In the following example, the show function is called with two parameters:
quiz.show("quiz54", a=res1, b=res2)These two parameters are used to calculate the solution. For example, the formula f'{a+b:.4f} ' (invisible to the student!) is evaluated with the context that is
passed to the function, and this context is simultaneously saved on the remote server to allow the teacher to recalculate the solution offline. The formula can also be specified naturally as “a+b” or as “{a + b}”, with or without quote or brace.
A field variables can alse be precised in the quiz file, as
variables:
a:
type: int
structure: scalar
engine: numpy rng.
call: integers(0, 10, size=1)
b:
type: int
structure: scalar
engine: numpy rng.
call: integers(0, 10, size=1)This enables to provide values for the different variables, which is useful for export to HTML or AMC- format, but this also allows values to be generated on the fly if they are not given in the quiz. The autovars=True option is provided for this purpose, e.g.

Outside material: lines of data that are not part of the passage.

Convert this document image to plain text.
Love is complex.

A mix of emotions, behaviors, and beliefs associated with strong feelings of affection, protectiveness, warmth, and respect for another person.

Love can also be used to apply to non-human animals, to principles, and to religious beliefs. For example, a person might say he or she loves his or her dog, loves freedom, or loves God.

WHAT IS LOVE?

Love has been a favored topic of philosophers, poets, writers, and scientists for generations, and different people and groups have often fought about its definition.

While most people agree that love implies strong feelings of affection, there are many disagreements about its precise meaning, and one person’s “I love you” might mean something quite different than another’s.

quiz.show("quiz54", autovars=True)quiz54:
question: "This is a numerical question where you have to calculate the sum and difference of {a} and {b}"
type: "numeric-template"
variables:
a:
type: int
structure: scalar
engine: numpy rng.
call: integers(0, 10, size=1)
b:
type: int
structure: scalar
engine: numpy rng.
call: integers(0, 10, size=1)
propositions:
- proposition: "Sum: "
label: 'sum'
type: "float"
expected: f'{a+b:.4f}'
answer: The sum of {a} and {b} is {a+b}
tolerance: 0.01
tolerance_abs: 0.01
tip: "Enter the value"
- proposition: "Difference: "
label: ‘difference’
type: "float"
expected: f'{a-b:.4f}'
answer: The difference is {a-b}
tolerance: 0.01
tolerance_abs: 0.01
tip: "Enter the value"
Figure 15:Implementation of the quiz54 question of numeric type. Parameters are passed to the function, which evaluates and calculates the correct solution based on these parameters.
Almost any Python function can be used to evaluate the answer.
Just keep in mind that the context is saved in the remote spreadsheet. Therefore, avoid making it too large: avoid large data tables! and prefer smaller contexts. Not all contexts and data types are necessarily serializable (dictionaries, lists, numpy arrays, and pandas are supported here). In addition, to recalculate the solution offline, you must store the useful modules.
In the following example, we calculate the coefficient of variation of a series using numpy. The call would be, for example
quiz.show("quiz61", s=np.random.randn(5), np=np)where we pass the name of the module(s) used in the context.
quiz61:
question: "This is a numerical question where you have to calculate the coefficient of variation"
type: "numeric-template"
propositions:
- proposition: "Coefficient of variation"
label: ‘cv’
type: "float"
expected: np.std(s)/np.mean(s)
Figure 16:Implementation of the quiz61 numeric question. Parameters are passed to the function, including a module that evaluates and calculates the correct solution based on these parameters.